Ausnahmsweise hat die Opposition mit ihrer Empörung recht. (Dass sie inflationär hyperventilierte, führte leider dazu, dass der Aufschrei jetzt klingt wie der tägliche Posthornton.) Entweder Herbert Kickl haben Gespür und Verstand verlassen und er orientiert sich nun an Ernst Strasser, der als ÖVP-Innenminister rote Polizeikörper ohne Rücksicht auf Verluste umfärben ließ. Oder aber Kickl und die Ressortführung wissen etwas, was die Öffentlichkeit bisher nicht erfahren hat, und wir haben einen Geheimdienst, der sich jedweder Kontrolle entzogen hat, in dem eine Behörde in der Behörde gebildet wurde. Dann würden wir gern Beweise oder Indizien erfahren, die den geheimdienstlichen Verfolgungswahn rechtfertigen.

An dieser Stelle wurde mehrmals darauf verwiesen, wie unsinnig ein Untersuchungsausschuss über Vorgänge, etwa jene, die zum Hypo-Alpe-Adria-Desaster führten, ist, wenn ohnehin die Justiz gerade ermittelt.

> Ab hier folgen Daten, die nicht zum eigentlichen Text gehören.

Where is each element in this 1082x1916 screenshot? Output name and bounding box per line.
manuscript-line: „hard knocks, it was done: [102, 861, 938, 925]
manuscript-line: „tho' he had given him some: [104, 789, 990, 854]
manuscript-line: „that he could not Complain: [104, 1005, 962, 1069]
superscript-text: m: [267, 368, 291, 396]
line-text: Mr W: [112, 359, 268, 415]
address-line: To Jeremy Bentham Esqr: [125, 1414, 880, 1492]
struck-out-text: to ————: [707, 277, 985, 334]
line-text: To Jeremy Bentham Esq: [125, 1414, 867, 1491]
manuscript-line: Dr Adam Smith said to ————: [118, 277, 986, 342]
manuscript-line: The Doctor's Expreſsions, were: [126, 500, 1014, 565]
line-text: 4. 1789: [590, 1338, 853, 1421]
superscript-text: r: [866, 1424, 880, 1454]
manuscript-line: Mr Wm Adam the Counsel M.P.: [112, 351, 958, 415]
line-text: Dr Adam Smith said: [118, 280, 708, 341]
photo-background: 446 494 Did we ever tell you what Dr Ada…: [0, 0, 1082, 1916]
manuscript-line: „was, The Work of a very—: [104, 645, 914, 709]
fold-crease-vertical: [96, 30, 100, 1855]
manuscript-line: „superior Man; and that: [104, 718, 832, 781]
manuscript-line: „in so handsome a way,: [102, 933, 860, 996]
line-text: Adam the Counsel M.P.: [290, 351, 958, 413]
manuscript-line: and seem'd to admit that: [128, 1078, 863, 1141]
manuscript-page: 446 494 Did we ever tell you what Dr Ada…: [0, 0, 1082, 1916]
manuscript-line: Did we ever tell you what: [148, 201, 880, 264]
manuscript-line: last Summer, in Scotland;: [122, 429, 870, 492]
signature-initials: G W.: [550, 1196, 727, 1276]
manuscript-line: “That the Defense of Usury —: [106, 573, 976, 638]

Wenn aber Justiz und Exekutive auf politischen Druck in dieser Verfassungsschützer-Causa agieren, wäre ein solcher Ausschuss sinnvoll. Die Tatsache, dass Peter Pilz im Ausgedinge weilt, könnte die Chancen erhöhen, dass es nicht um reine Show geht. Der Schaden für den wichtigsten Nachrichtendienst und für das Innenministerium selbst ist durch diesen offen ausgetragenen Machtkampf zwischen ÖVP und FPÖ jedenfalls enorm.